In a word, the new regime makes national priorities a top-of-mind concern of federal and state regulators and examiners of financial institutions, the Department of Justice, the FBI, the Department of Homeland Security, other national security agencies, and – most importantly – the regulated firms themselves.
Finally, the Act will help to operationalize national priorities by promoting information-sharing and coordination, between regulators and the private sector, on the one hand, and among the financial firms themselves, on the other. These measures will help to integrate in real time information on emerging threats and vulnerabilities into compliance processes and practices.
Importantly, FinCEN will have an enhanced role in coordinating and promoting information flow among the various stakeholders. FinCEN will publish threat pattern and trend information about the preparation, use, and value of SARs and other reports. The Act moreover creates “domestic liaisons” reporting to FinCEN who will facilitate outreach to BSA officers and receive feedback from firms and examiners to promote consistency in compliance expectations.
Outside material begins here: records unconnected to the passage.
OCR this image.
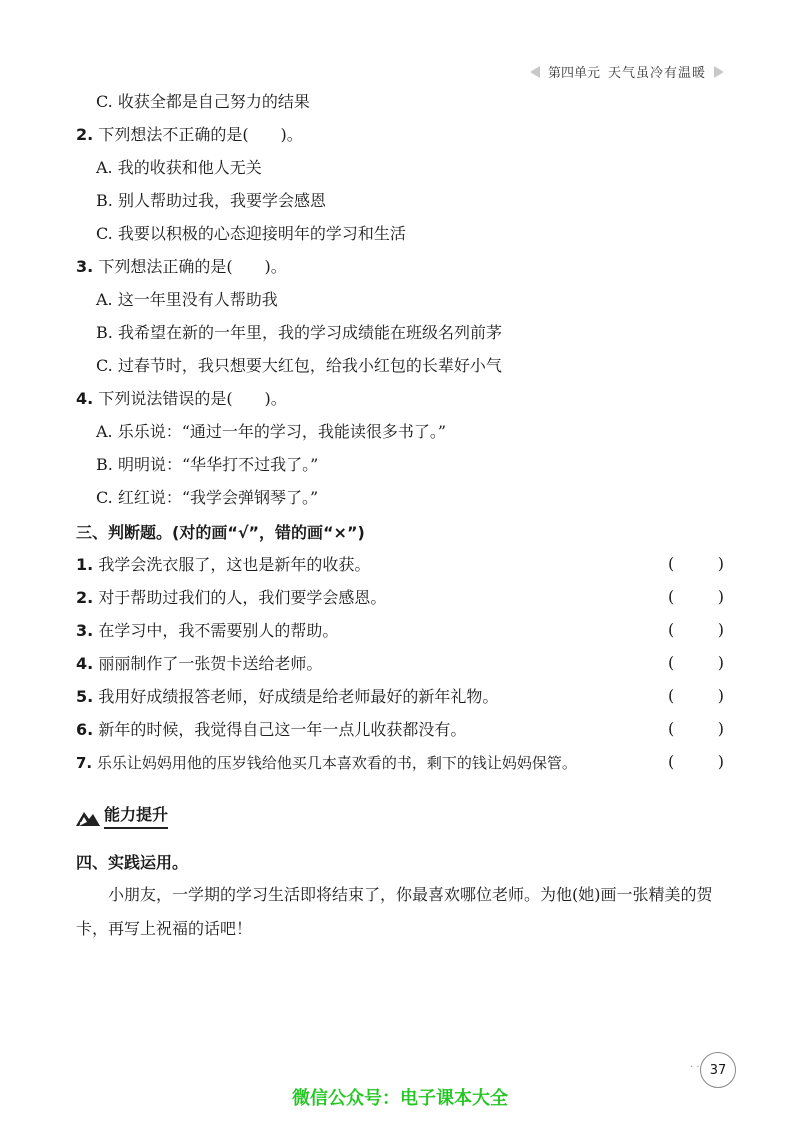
第四单元 天气虽冷有温暖
C. 收获全都是自己努力的结果
2. 下列想法不正确的是(　　)。
A. 我的收获和他人无关
B. 别人帮助过我，我要学会感恩
C. 我要以积极的心态迎接明年的学习和生活
3. 下列想法正确的是(　　)。
A. 这一年里没有人帮助我
B. 我希望在新的一年里，我的学习成绩能在班级名列前茅
C. 过春节时，我只想要大红包，给我小红包的长辈好小气
4. 下列说法错误的是(　　)。
A. 乐乐说：“通过一年的学习，我能读很多书了。”
B. 明明说：“华华打不过我了。”
C. 红红说：“我学会弹钢琴了。”
三、判断题。(对的画“√”，错的画“×”)
1. 我学会洗衣服了，这也是新年的收获。	(	)
2. 对于帮助过我们的人，我们要学会感恩。	(	)
3. 在学习中，我不需要别人的帮助。	(	)
4. 丽丽制作了一张贺卡送给老师。	(	)
5. 我用好成绩报答老师，好成绩是给老师最好的新年礼物。	(	)
6. 新年的时候，我觉得自己这一年一点儿收获都没有。	(	)
7. 乐乐让妈妈用他的压岁钱给他买几本喜欢看的书，剩下的钱让妈妈保管。	(	)
能力提升
四、实践运用。
小朋友，一学期的学习生活即将结束了，你最喜欢哪位老师。为他(她)画一张精美的贺卡，再写上祝福的话吧！
· · 37
微信公众号：电子课本大全
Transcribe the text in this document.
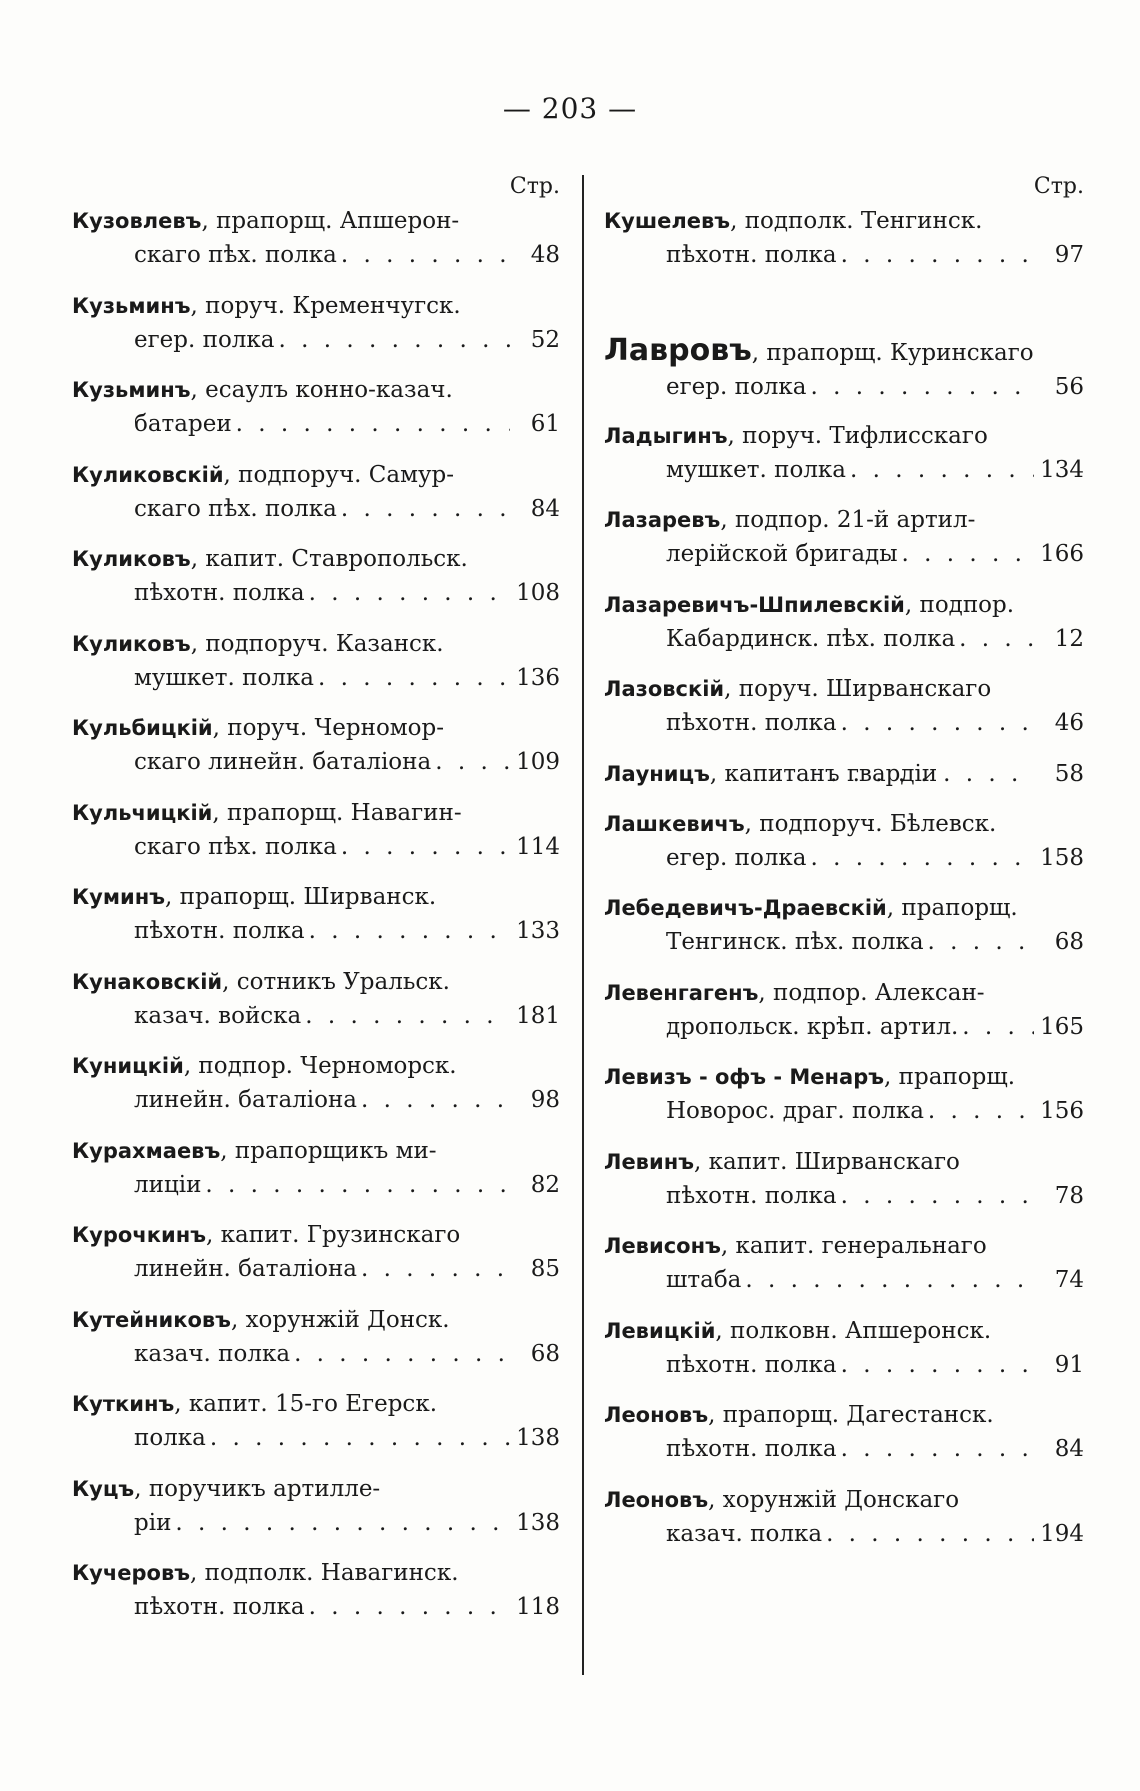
— 203 —
Стр.
Кузовлевъ, прапорщ. Апшерон-
скаго пѣх. полка . . .	48
Кузьминъ, поруч. Кременчугск.
егер. полка . . .	52
Кузьминъ, есаулъ конно-казач.
батареи . . .	61
Куликовскій, подпоруч. Самур-
скаго пѣх. полка . . .	84
Куликовъ, капит. Ставропольск.
пѣхотн. полка . . .	108
Куликовъ, подпоруч. Казанск.
мушкет. полка . . .	136
Кульбицкій, поруч. Черномор-
скаго линейн. баталіона . . .	109
Кульчицкій, прапорщ. Навагин-
скаго пѣх. полка . . .	114
Куминъ, прапорщ. Ширванск.
пѣхотн. полка . . .	133
Кунаковскій, сотникъ Уральск.
казач. войска . . .	181
Куницкій, подпор. Черноморск.
линейн. баталіона . . .	98
Курахмаевъ, прапорщикъ ми-
лиціи . . .	82
Курочкинъ, капит. Грузинскаго
линейн. баталіона . . .	85
Кутейниковъ, хорунжій Донск.
казач. полка . . .	68
Куткинъ, капит. 15-го Егерск.
полка . . .	138
Куцъ, поручикъ артилле-
ріи . . .	138
Кучеровъ, подполк. Навагинск.
пѣхотн. полка . . .	118
Стр.
Кушелевъ, подполк. Тенгинск.
пѣхотн. полка . . .	97
Лавровъ, прапорщ. Куринскаго
егер. полка . . .	56
Ладыгинъ, поруч. Тифлисскаго
мушкет. полка . . .	134
Лазаревъ, подпор. 21-й артил-
лерійской бригады . . .	166
Лазаревичъ-Шпилевскій, подпор.
Кабардинск. пѣх. полка . . .	12
Лазовскій, поруч. Ширванскаго
пѣхотн. полка . . .	46
Лауницъ, капитанъ гвардіи . . .	58
Лашкевичъ, подпоруч. Бѣлевск.
егер. полка . . .	158
Лебедевичъ-Драевскій, прапорщ.
Тенгинск. пѣх. полка . . .	68
Левенгагенъ, подпор. Алексан-
дропольск. крѣп. артил. . . .	165
Левизъ - офъ - Менаръ, прапорщ.
Новорос. драг. полка . . .	156
Левинъ, капит. Ширванскаго
пѣхотн. полка . . .	78
Левисонъ, капит. генеральнаго
штаба . . .	74
Левицкій, полковн. Апшеронск.
пѣхотн. полка . . .	91
Леоновъ, прапорщ. Дагестанск.
пѣхотн. полка . . .	84
Леоновъ, хорунжій Донскаго
казач. полка . . .	194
The Act is one of the most ambitious policy initiatives in recent financial regulatory history, surpassed only by the Dodd-Frank Act of a decade ago. It requires a fundamental change in the public and private sectors’ habits of engagement. It seeks to achieve the paradoxical goal of enhancing prospects for achieving the law enforcement objective while simultaneously easing the compliance pain of financial firms. Success in realizing these aspirations will become apparent only after rulemaking is finalized and compliance practices come into alignment with the new compliance expectations.
This blog draws in part on the author’s research for his book in progress, Anti-Money Laundering Regulation and Compliance: Key Problems and Practice Areas (Edward Elgar, forthcoming June 2021).